When then-cadet Barry Steinberg, R’63 and L’66, informed his ROTC commanding officer of his post-graduation plan to go on active duty, the answer he got was not at all what he expected.

“He told me, ‘That’s the dumbest thing I’ve ever heard you say,’” Steinberg recalled. “Then he asked me if I had ever thought about going to law school.”

Steinberg had not.

His commanding officer then explained the query: “You argue about everything, and even when you’re wrong, you’re very persuasive.”

That January day at the University of Richmond proved to be life-changing. His next appointment, at the insistence of the commander, was with the dean of Richmond Law, during which he was conditionally admitted to law school. His mom was delighted that he chose law school over his early 1960s, pre-ROTC career of choice. “I wanted to be a professional folk singer,” Steinberg said, smiling.

Steinberg’s penchant for persuasion did more than guide his career path — it laid the groundwork for his role creating the Army’s Environmental Law Division in the mid-1980s.
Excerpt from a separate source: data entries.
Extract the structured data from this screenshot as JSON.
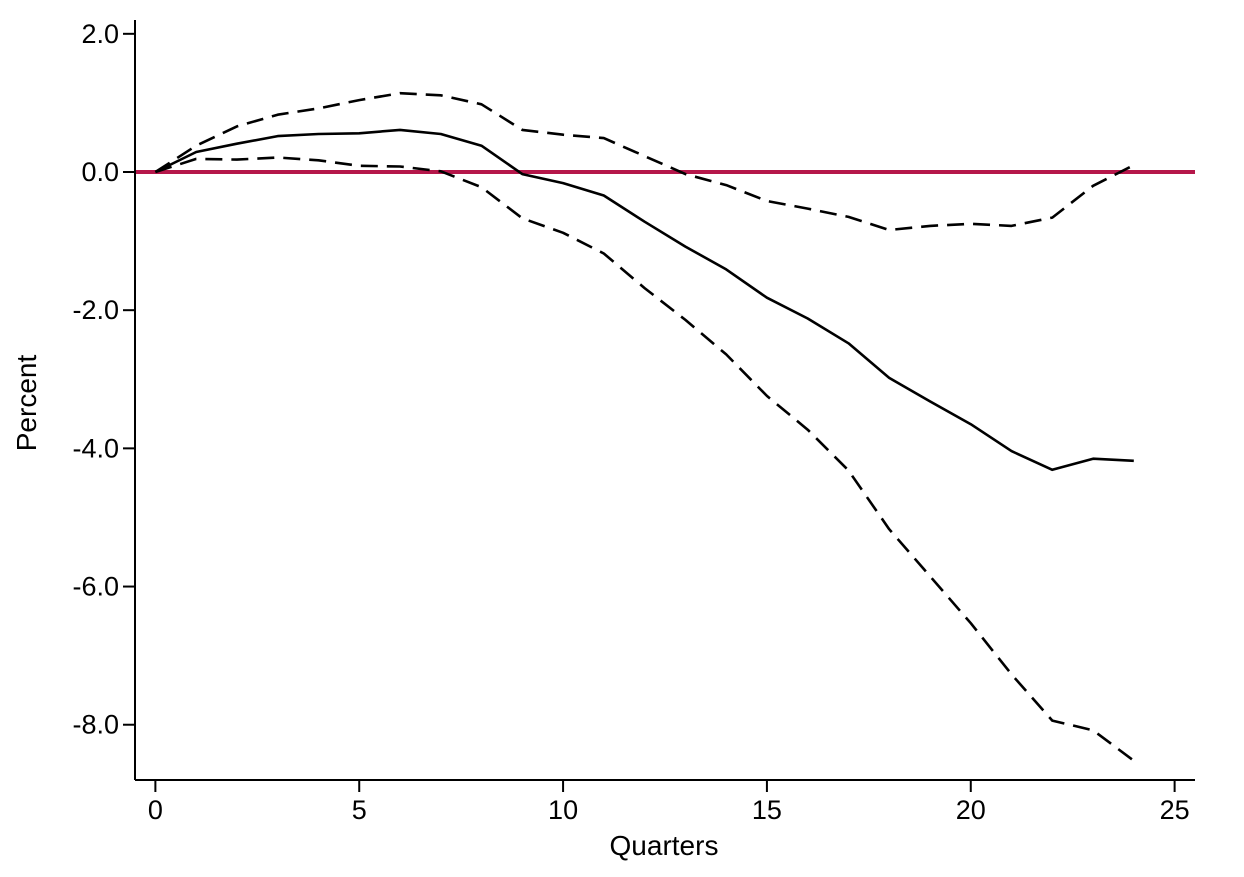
{
  "chart_data": {
    "type": "line",
    "title": "",
    "xlabel": "Quarters",
    "ylabel": "Percent",
    "xlim": [
      -0.5,
      25.5
    ],
    "ylim": [
      -8.8,
      2.2
    ],
    "xticks": [
      0,
      5,
      10,
      15,
      20,
      25
    ],
    "xtick_labels": [
      "0",
      "5",
      "10",
      "15",
      "20",
      "25"
    ],
    "yticks": [
      2,
      0,
      -2,
      -4,
      -6,
      -8
    ],
    "ytick_labels": [
      "2.0",
      "0.0",
      "-2.0",
      "-4.0",
      "-6.0",
      "-8.0"
    ],
    "grid": false,
    "legend": "none",
    "reference_line": {
      "y": 0,
      "color": "#b5174a"
    },
    "x": [
      0,
      1,
      2,
      3,
      4,
      5,
      6,
      7,
      8,
      9,
      10,
      11,
      12,
      13,
      14,
      15,
      16,
      17,
      18,
      19,
      20,
      21,
      22,
      23,
      24
    ],
    "series": [
      {
        "style": "solid",
        "color": "#000000",
        "values": [
          0,
          0.29,
          0.41,
          0.52,
          0.55,
          0.56,
          0.61,
          0.55,
          0.38,
          -0.03,
          -0.16,
          -0.34,
          -0.72,
          -1.08,
          -1.41,
          -1.82,
          -2.12,
          -2.48,
          -2.98,
          -3.32,
          -3.65,
          -4.04,
          -4.31,
          -4.15,
          -4.18
        ]
      },
      {
        "style": "dashed",
        "color": "#000000",
        "values": [
          0,
          0.38,
          0.66,
          0.83,
          0.92,
          1.04,
          1.14,
          1.11,
          0.98,
          0.61,
          0.54,
          0.49,
          0.23,
          -0.03,
          -0.19,
          -0.42,
          -0.53,
          -0.65,
          -0.84,
          -0.78,
          -0.75,
          -0.78,
          -0.66,
          -0.2,
          0.1
        ]
      },
      {
        "style": "dashed",
        "color": "#000000",
        "values": [
          0,
          0.19,
          0.18,
          0.21,
          0.17,
          0.09,
          0.08,
          0.01,
          -0.22,
          -0.67,
          -0.88,
          -1.18,
          -1.68,
          -2.14,
          -2.64,
          -3.24,
          -3.73,
          -4.32,
          -5.17,
          -5.85,
          -6.53,
          -7.27,
          -7.94,
          -8.08,
          -8.52
        ]
      }
    ]
  }
}
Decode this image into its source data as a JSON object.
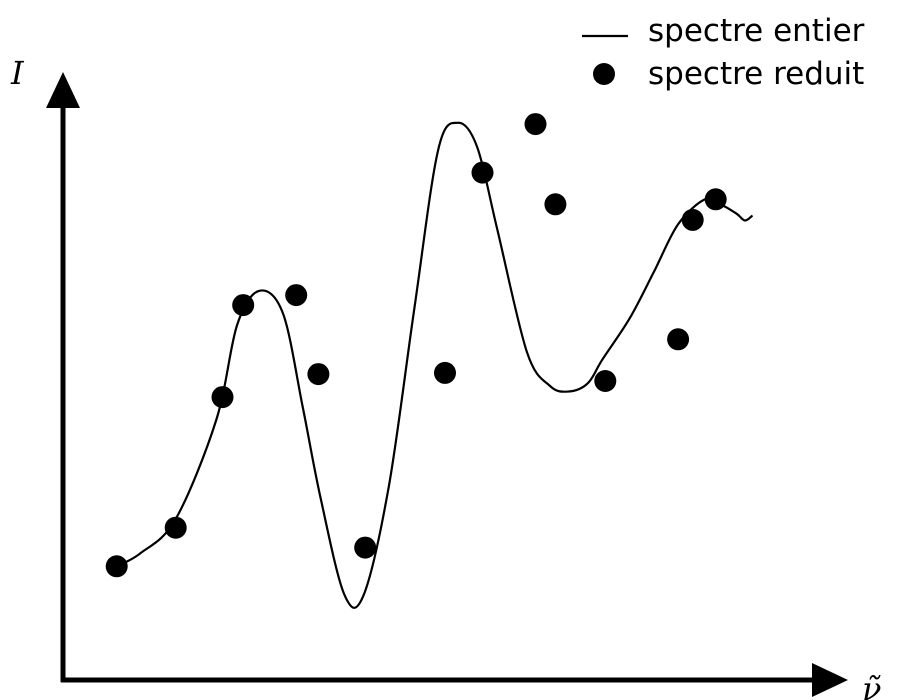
{
  "chart_data": {
    "type": "line",
    "title": "",
    "xlabel": "ν̃",
    "ylabel": "I",
    "axis_ticks": false,
    "grid": false,
    "legend_position": "top-right",
    "xlim": [
      0,
      100
    ],
    "ylim": [
      0,
      100
    ],
    "series": [
      {
        "name": "spectre entier",
        "style": "solid-line",
        "color": "#000000",
        "x": [
          7.0,
          10.1,
          14.7,
          20.0,
          22.7,
          25.6,
          28.7,
          31.3,
          33.6,
          36.7,
          39.2,
          42.5,
          45.8,
          48.9,
          51.5,
          54.0,
          56.6,
          60.5,
          63.5,
          65.9,
          68.4,
          70.3,
          73.9,
          77.1,
          80.2,
          83.7,
          85.7,
          87.8,
          88.9,
          89.9
        ],
        "y": [
          18.6,
          20.7,
          26.2,
          42.2,
          57.4,
          62.9,
          59.2,
          43.9,
          29.5,
          14.0,
          14.0,
          31.6,
          60.0,
          85.5,
          89.9,
          86.0,
          72.9,
          53.0,
          47.6,
          46.7,
          48.0,
          51.8,
          58.5,
          66.1,
          73.6,
          77.6,
          76.8,
          75.3,
          74.2,
          75.0
        ]
      },
      {
        "name": "spectre reduit",
        "style": "filled-dots",
        "color": "#000000",
        "x": [
          7.0,
          14.7,
          20.8,
          23.5,
          30.4,
          33.3,
          39.4,
          49.8,
          54.7,
          61.6,
          64.2,
          70.7,
          80.2,
          82.1,
          85.1
        ],
        "y": [
          18.6,
          24.8,
          45.8,
          60.6,
          62.2,
          49.5,
          21.6,
          49.7,
          81.9,
          89.7,
          76.8,
          48.4,
          55.1,
          74.3,
          77.6
        ]
      }
    ]
  },
  "legend": {
    "line_label": "spectre entier",
    "dots_label": "spectre reduit"
  },
  "axes": {
    "y_label": "I",
    "x_label": "ν̃"
  }
}
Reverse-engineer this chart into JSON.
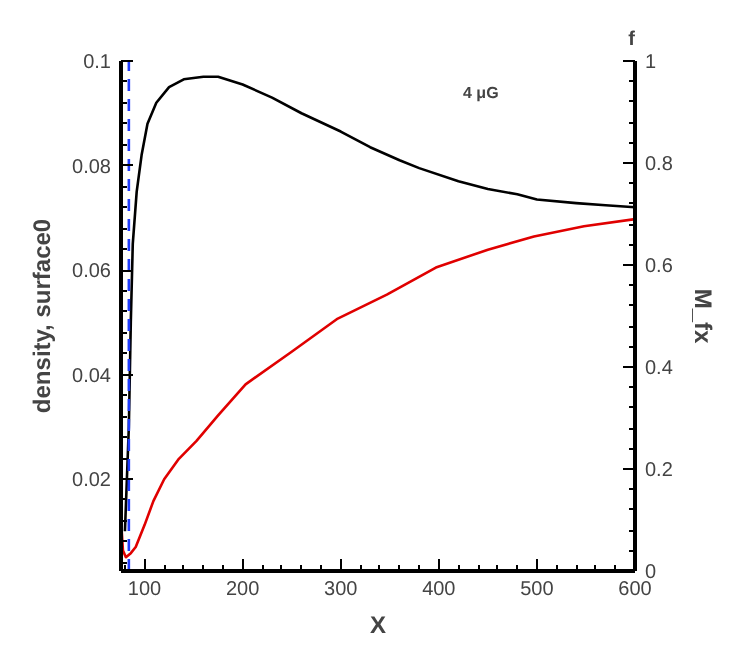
{
  "chart_data": {
    "type": "line",
    "title": "f",
    "xlabel": "X",
    "ylabel": "density, surface0",
    "y2label": "M_fx",
    "annotations": [
      "4 μG"
    ],
    "xlim": [
      76,
      600
    ],
    "ylim": [
      0.0024,
      0.1
    ],
    "y2lim": [
      0,
      1
    ],
    "xticks": [
      100,
      200,
      300,
      400,
      500,
      600
    ],
    "yticks": [
      0.02,
      0.04,
      0.06,
      0.08,
      0.1
    ],
    "y2ticks": [
      0,
      0.2,
      0.4,
      0.6,
      0.8,
      1
    ],
    "grid": false,
    "series": [
      {
        "color": "#000000",
        "x": [
          80,
          84,
          86,
          88,
          92,
          97,
          103,
          112,
          125,
          140,
          160,
          175,
          200,
          230,
          260,
          300,
          330,
          360,
          380,
          420,
          450,
          480,
          500,
          540,
          570,
          600
        ],
        "values": [
          0.01,
          0.03,
          0.05,
          0.065,
          0.075,
          0.082,
          0.088,
          0.092,
          0.095,
          0.0965,
          0.097,
          0.097,
          0.0955,
          0.093,
          0.09,
          0.0865,
          0.0835,
          0.081,
          0.0795,
          0.077,
          0.0755,
          0.0745,
          0.0735,
          0.0728,
          0.0724,
          0.072
        ]
      },
      {
        "color": "#e00000",
        "axis": "y2",
        "x": [
          76,
          78,
          81,
          86,
          91,
          100,
          109,
          120,
          135,
          153,
          175,
          203,
          250,
          297,
          347,
          397,
          450,
          497,
          548,
          600
        ],
        "values": [
          0.1,
          0.04,
          0.027,
          0.035,
          0.047,
          0.09,
          0.137,
          0.18,
          0.22,
          0.255,
          0.305,
          0.366,
          0.43,
          0.495,
          0.542,
          0.595,
          0.63,
          0.656,
          0.676,
          0.69
        ]
      },
      {
        "color": "#1f3cff",
        "line_style": "dashed",
        "x": [
          84,
          84
        ],
        "values": [
          0.0024,
          0.1
        ]
      }
    ]
  }
}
Standing up a new division meant convincing the Secretary of the Army of the need for environmental legal expertise.

“I had a 45-minute briefing ready, and 15 or 20 minutes in, the secretary stopped me,” Steinberg said. “He said, ‘Colonel, how many people do you need?’ I told him 17. He said, ‘Approved.’”
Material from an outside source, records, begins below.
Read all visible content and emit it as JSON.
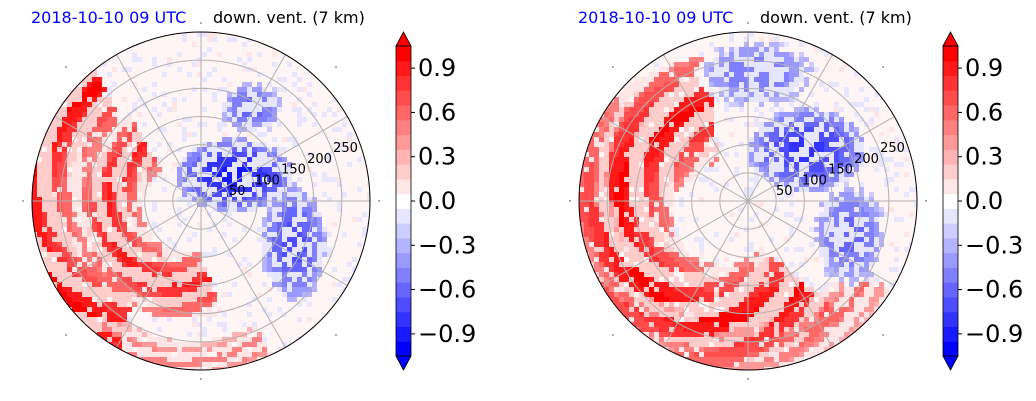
{
  "chart_data": [
    {
      "type": "heatmap",
      "projection": "polar",
      "title_left": "2018-10-10 09 UTC",
      "title_right": "down. vent. (7 km)",
      "radial_ticks": [
        "50",
        "100",
        "150",
        "200",
        "250"
      ],
      "radial_tick_values": [
        50,
        100,
        150,
        200,
        250
      ],
      "r_max": 300,
      "grid": true,
      "colormap": "bwr",
      "colors": {
        "positive": "#ff0000",
        "negative": "#0000ff",
        "neutral": "#ffffff"
      },
      "colorbar": {
        "range": [
          -1.05,
          1.05
        ],
        "extend": "both",
        "tick_values": [
          0.9,
          0.6,
          0.3,
          0.0,
          -0.3,
          -0.6,
          -0.9
        ],
        "tick_labels": [
          "0.9",
          "0.6",
          "0.3",
          "0.0",
          "−0.3",
          "−0.6",
          "−0.9"
        ]
      },
      "pattern": {
        "red_arcs": [
          {
            "cx": -0.25,
            "cy": 0.02,
            "r": 0.78,
            "a1": 115,
            "a2": 255,
            "w": 0.28,
            "v": 1.0
          },
          {
            "cx": -0.1,
            "cy": 0.05,
            "r": 0.45,
            "a1": 120,
            "a2": 290,
            "w": 0.2,
            "v": 0.9
          },
          {
            "cx": -0.05,
            "cy": 0.1,
            "r": 0.85,
            "a1": 230,
            "a2": 300,
            "w": 0.12,
            "v": 0.55
          }
        ],
        "blue_blobs": [
          {
            "cx": 0.2,
            "cy": -0.15,
            "rx": 0.35,
            "ry": 0.22,
            "v": -0.9
          },
          {
            "cx": 0.55,
            "cy": 0.25,
            "rx": 0.2,
            "ry": 0.35,
            "v": -0.7
          },
          {
            "cx": 0.3,
            "cy": -0.55,
            "rx": 0.2,
            "ry": 0.15,
            "v": -0.6
          }
        ],
        "seed": 7
      }
    },
    {
      "type": "heatmap",
      "projection": "polar",
      "title_left": "2018-10-10 09 UTC",
      "title_right": "down. vent. (7 km)",
      "radial_ticks": [
        "50",
        "100",
        "150",
        "200",
        "250"
      ],
      "radial_tick_values": [
        50,
        100,
        150,
        200,
        250
      ],
      "r_max": 300,
      "grid": true,
      "colormap": "bwr",
      "colors": {
        "positive": "#ff0000",
        "negative": "#0000ff",
        "neutral": "#ffffff"
      },
      "colorbar": {
        "range": [
          -1.05,
          1.05
        ],
        "extend": "both",
        "tick_values": [
          0.9,
          0.6,
          0.3,
          0.0,
          -0.3,
          -0.6,
          -0.9
        ],
        "tick_labels": [
          "0.9",
          "0.6",
          "0.3",
          "0.0",
          "−0.3",
          "−0.6",
          "−0.9"
        ]
      },
      "pattern": {
        "red_arcs": [
          {
            "cx": -0.15,
            "cy": 0.08,
            "r": 0.62,
            "a1": 95,
            "a2": 320,
            "w": 0.32,
            "v": 1.0
          },
          {
            "cx": -0.05,
            "cy": 0.0,
            "r": 0.88,
            "a1": 140,
            "a2": 330,
            "w": 0.16,
            "v": 0.6
          }
        ],
        "blue_blobs": [
          {
            "cx": 0.05,
            "cy": -0.75,
            "rx": 0.35,
            "ry": 0.2,
            "v": -0.55
          },
          {
            "cx": 0.35,
            "cy": -0.3,
            "rx": 0.35,
            "ry": 0.25,
            "v": -0.8
          },
          {
            "cx": 0.6,
            "cy": 0.2,
            "rx": 0.22,
            "ry": 0.3,
            "v": -0.6
          }
        ],
        "seed": 13
      }
    }
  ]
}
While Steinberg retired from the Army in 1989 as a full colonel, he continues his work in environmental law as a partner at Kutak Rock LLP in Washington, D.C. Now 79 years old, the father of four and grandfather of nine still regularly deals with issues ranging from water contamination and unexploded ordnance to the impact of global warming. His children regularly question him about outright retirement.

“I tell them if I found something I’d rather do, I’d go do it,” he said. “But I like what I do, so why stop?”